学校は、かなり無理なことをやろうとしている。だから、子どもたちに無理させ
るための、いろんな戦略が発達している。それが、大きな弊害をもたらしている。
そのように思っています。

現在の文科省指導要領に基づく体系は、教育学的な深い裏付けがありません。
「このくらいの年齢なら、このくらいのことを教えてもいいだろう」という経験
則だけで作られています。大学の先生や、世の中で成功した人たちの意見をたく
さん聞きます。でも、子どもと実際にかかわっている中から生まれてきているも
のではないのです。子どもはどのように育つのか、の研究が不足しています。

その地域に住んでいる同年齢の子ども法律の力で全員集め、教室に閉じ込め、達
成度を評定するというやり方は、かなり強引です。

だから、子どもがなかなか学んでくれない。そこで、学校も親も、子どもにいか
にやらせるかばかり研究しています。しかし学校のカリキュラムは疑われない。
何を何時間教えるということが法律で決まっているし、学校はお役所が運営して
いるところだからです。

子どもにいかにやらせるかの戦略の中で、学校で大規模に行われ、効果も大きい
ものがあります。それは、子どもを、認めてもらうことの飢餓状態におくことで
す。
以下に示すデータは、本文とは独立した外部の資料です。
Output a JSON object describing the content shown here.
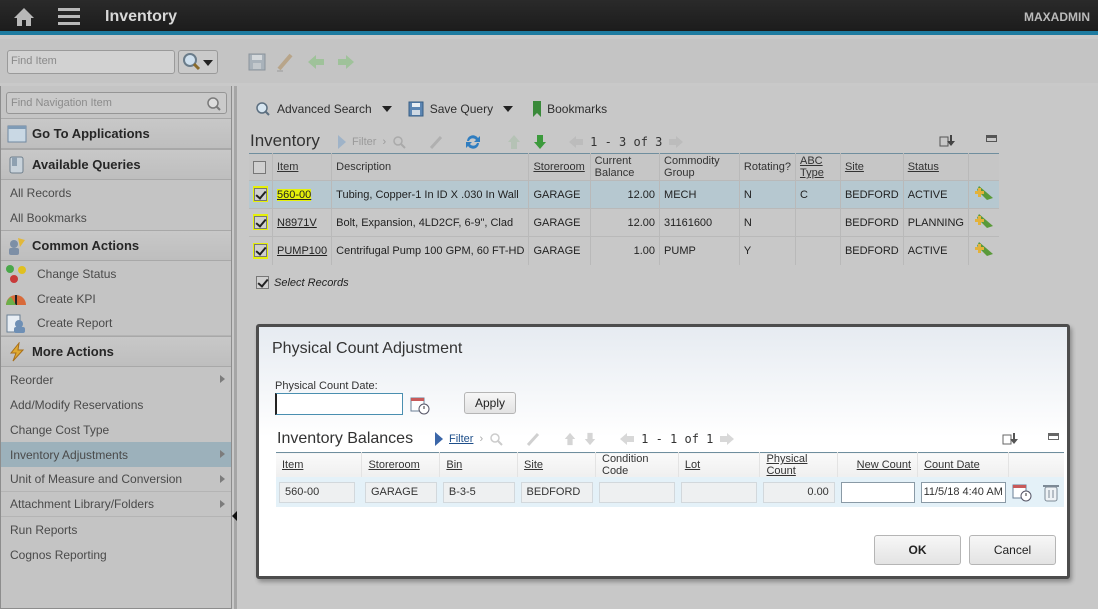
{
  "app": {
    "title": "Inventory",
    "user": "MAXADMIN",
    "icons": [
      "home-icon",
      "menu-icon"
    ]
  },
  "toolbar": {
    "find_placeholder": "Find Item",
    "icons": [
      "search-icon",
      "save-icon",
      "clear-icon",
      "previous-record-icon",
      "next-record-icon"
    ]
  },
  "sidebar": {
    "search_placeholder": "Find Navigation Item",
    "go_to_apps": "Go To Applications",
    "queries_title": "Available Queries",
    "queries": [
      "All Records",
      "All Bookmarks"
    ],
    "common_title": "Common Actions",
    "common": [
      "Change Status",
      "Create KPI",
      "Create Report"
    ],
    "more_title": "More Actions",
    "more": [
      {
        "label": "Reorder",
        "submenu": true
      },
      {
        "label": "Add/Modify Reservations",
        "submenu": false
      },
      {
        "label": "Change Cost Type",
        "submenu": false
      },
      {
        "label": "Inventory Adjustments",
        "submenu": true,
        "selected": true
      },
      {
        "label": "Unit of Measure and Conversion",
        "submenu": true
      },
      {
        "label": "Attachment Library/Folders",
        "submenu": true
      },
      {
        "label": "Run Reports",
        "submenu": false
      },
      {
        "label": "Cognos Reporting",
        "submenu": false
      }
    ]
  },
  "querybar": {
    "advanced_search": "Advanced Search",
    "save_query": "Save Query",
    "bookmarks": "Bookmarks"
  },
  "inventory_grid": {
    "title": "Inventory",
    "filter_label": "Filter",
    "pagination": "1 - 3 of 3",
    "columns": [
      "Item",
      "Description",
      "Storeroom",
      "Current Balance",
      "Commodity Group",
      "Rotating?",
      "ABC Type",
      "Site",
      "Status"
    ],
    "rows": [
      {
        "item": "560-00",
        "description": "Tubing, Copper-1 In ID X .030 In Wall",
        "storeroom": "GARAGE",
        "balance": "12.00",
        "commodity": "MECH",
        "rotating": "N",
        "abc": "C",
        "site": "BEDFORD",
        "status": "ACTIVE",
        "checked": true
      },
      {
        "item": "N8971V",
        "description": "Bolt, Expansion, 4LD2CF, 6-9\", Clad",
        "storeroom": "GARAGE",
        "balance": "12.00",
        "commodity": "31161600",
        "rotating": "N",
        "abc": "",
        "site": "BEDFORD",
        "status": "PLANNING",
        "checked": true
      },
      {
        "item": "PUMP100",
        "description": "Centrifugal Pump 100 GPM, 60 FT-HD",
        "storeroom": "GARAGE",
        "balance": "1.00",
        "commodity": "PUMP",
        "rotating": "Y",
        "abc": "",
        "site": "BEDFORD",
        "status": "ACTIVE",
        "checked": true
      }
    ],
    "select_records": "Select Records"
  },
  "dialog": {
    "title": "Physical Count Adjustment",
    "date_label": "Physical Count Date:",
    "date_value": "",
    "apply": "Apply",
    "balances": {
      "title": "Inventory Balances",
      "filter_label": "Filter",
      "pagination": "1 - 1 of 1",
      "columns": [
        "Item",
        "Storeroom",
        "Bin",
        "Site",
        "Condition Code",
        "Lot",
        "Physical Count",
        "New Count",
        "Count Date"
      ],
      "rows": [
        {
          "item": "560-00",
          "storeroom": "GARAGE",
          "bin": "B-3-5",
          "site": "BEDFORD",
          "condition_code": "",
          "lot": "",
          "physical_count": "0.00",
          "new_count": "",
          "count_date": "11/5/18 4:40 AM"
        }
      ]
    },
    "ok": "OK",
    "cancel": "Cancel"
  },
  "colors": {
    "accent": "#1d7ba0",
    "highlight": "#e5f00a",
    "selected_row": "#b6c8d0",
    "selected_nav": "#9cb1bb"
  }
}
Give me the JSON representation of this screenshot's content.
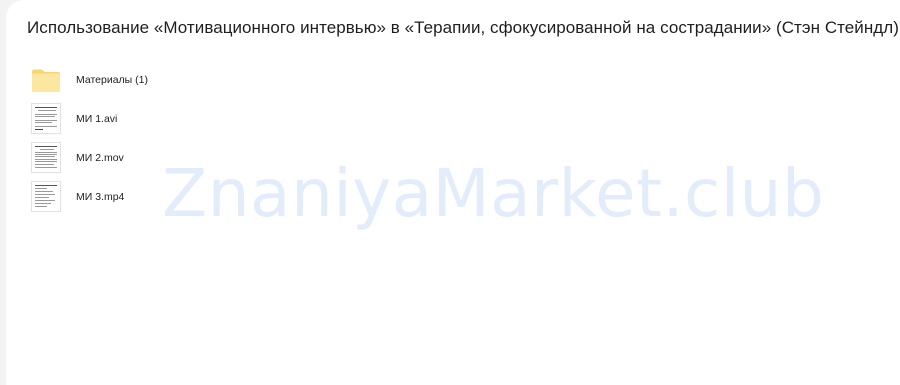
{
  "page": {
    "title": "Использование «Мотивационного интервью» в «Терапии, сфокусированной на сострадании» (Стэн Стейндл)"
  },
  "files": [
    {
      "name": "Материалы (1)",
      "type": "folder",
      "icon": "folder-icon"
    },
    {
      "name": "МИ 1.avi",
      "type": "file",
      "icon": "document-thumbnail-icon"
    },
    {
      "name": "МИ 2.mov",
      "type": "file",
      "icon": "document-thumbnail-icon"
    },
    {
      "name": "МИ 3.mp4",
      "type": "file",
      "icon": "document-thumbnail-icon"
    }
  ],
  "watermark": "ZnaniyaMarket.club",
  "colors": {
    "background": "#f3f3f3",
    "panel": "#ffffff",
    "folder": "#fde28a",
    "watermark": "#dde9fa"
  }
}
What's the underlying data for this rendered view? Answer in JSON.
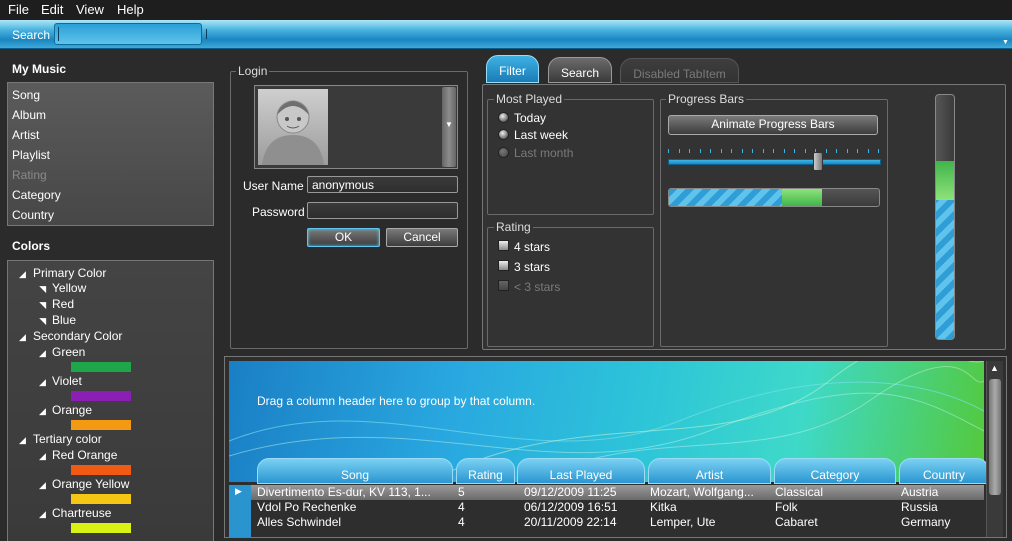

そして、子どもたちが、認めてもらいたい一心でなんでもするように仕向け
ることです。こういう戦略は、人間なら本能的にやれるものです。教育免許を持
っている人たちでもやります。

そうすると、子どもたちは賞罰に敏感になり、先生のいうことをよく聞くように
なります。

ところが、これが、劣等感、優越感、無気力、固定観念、嫉妬、いじめ、など、
あらゆる自己破壊的な心理や行動の温床になっているのです。教室で起こってい
ることを裏から見てごらんなさい。子どもたちが、どれほど退屈し、恐れ、自分
で考えなくなっているか。でも、先生がいなくなったとたんに、子どもたちの態
度がどれほど変わるか。

ホームスクールは、その逆から行きます。まず、子どもたちを無条件で認め、安
心させることに、力を注ぎます。その基盤ができると、すべてはたやすいのです。
人間は、自分が認められている、愛されている、と感じると、すごい力を出して
くるものなのです。

学校には長所がたくさんあります。でも、この「認められるためになんでもす
る」ように仕向けることで、人間発達のためのもっとも大事な基盤を自ら掘り崩
してしまっています。

家庭は、足りないものだらけです。でも、「安心が得られる」ということでは、
たいへん優れた場です。

子どもがよく認められていると、こんなことがよく起こるようになります。

子どもがなにかをシコシコとやっている。親も同じ部屋でなにかをしている。静
かな時間が流れ、まるで永遠がそこに現れたようになる。べつに言葉を交わすわ
けでもない、でもその時間と場は、お互いに共有している。

子どもと何かをやっているうちにノリノリになってしまい、「こうしたらどう
だ」「ああしたらどうだろう」といろんなことをやってみる。どちらがリードし
ているのかわからない状態。

以心伝心が多くなる。同じことを考えていて、口を開くと異口同音になっている。
いつのまにか同じ歌を口ずさんでいる。

「あれ、またやろう」でできていく、その家庭ごとの行事みたいなもの。